Mais comment ces épées se trouvaient-elles là? C’est parce qu’ils sortaient de la cène, où, à cause de la cérémonie de l’Agneau, ils devaient avoir des glaives. Et comme ils avaient ouï dire que l’on conspirait contre leur maître, ils les prirent avec eux comme pour s’en servit’ au besoin, et pour le défendre. C’était la seule raison pour laquelle ils étaient armés alors de ces épées. C’est pourquoi Jésus Christ fit un sévère reproche à saint Pierre, lorsqu’il s’en servit en frappant un des gens du grand prêtre, quoiqu’il, n’eût point d’autre dessein en le frappant que de défendre son maître qu’il aimait avec ardeur.

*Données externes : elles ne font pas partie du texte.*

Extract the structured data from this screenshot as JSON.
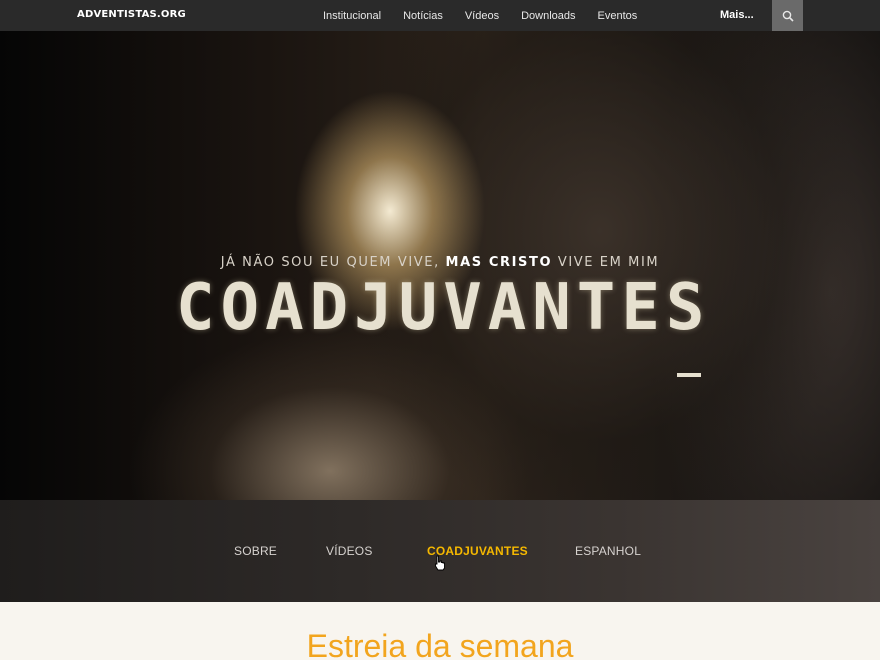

Jésus Christ ne put souffrir qu’on eût ainsi blessé ce serviteur du grand prêtre, il le guérit à l’heure même par un grand miracle, qui suffisait seul pour témoigner d’un côté quelle était la douceur et la puissance de ce divin Maître, et pour nous donner lieu de l’autre de connaître quel était l’amour et l’humilité de ce disciple. Car comme il n’avait tiré l’épée que par l’amour extrême qu’il avait pour le Sauveur, il la remit dans le fourreau par soumission dès que Jésus Christ lui eut dit «Remettez votre épée en son lieu» (Luc, 22,49). Saint Luc dit que les apôtres demandèrent à Jésus Christ s’ils tireraient l’épée pour frapper, mais que Jésus Christ les empêcha de le faire, et qu’il guérit celui qui était déjà blessé; faisant en même temps une réprimande sévère à saint Pierre, afin que les autres ne pensassent point à l’imiter: «Tous ceux», dit-il, «qui frapperont de l’épée, mourront par l’épée». Il donne ensuite la raison de cette défense qu’il leur fait:

«Pensez-vous que je ne puisse pas prier mon Père, et il m’enverrait aussitôt plus de douze légions d’anges (53)? Comment donc s’accompliront les Écritures, où il est dit qu’il en doit être ainsi (54)»? Il arrête par ces paroles la passion de ces disciples, en leur faisant voir qu’il ne se faisait rien alors qui n’eût été prédit par les Écritures. C’est pour la même raison qu’il avait auparavant prié par trois fois, afin que ses disciples reconnaissant si visiblement la volonté de Dieu dans ce qui lui arrivait, ils s’y soumissent avec moins de peine. Ainsi, il les console par une double considération, en leur faisant voir d’un côté les maux que souffriraient un jour ceux qui lui tendaient ce piège : «Tous ceux», dit-il, «qui «prendront l’épée périront par l’épée» : et en leur montrant de l’autre, combien il acceptait volontairement ces souffrances si rudes auxquelles il s’offrait lui-même, puisque s’il ne les eût pas voulu souffrir, il n’avait qu’à s’adresser à son Père, pour rendre inutile toute la fureur de ses ennemis : «Pensez-vous que «je ne puisse pas prier mon Père, et il m’enverrait aussitôt plus de douze légions «d’Anges» ?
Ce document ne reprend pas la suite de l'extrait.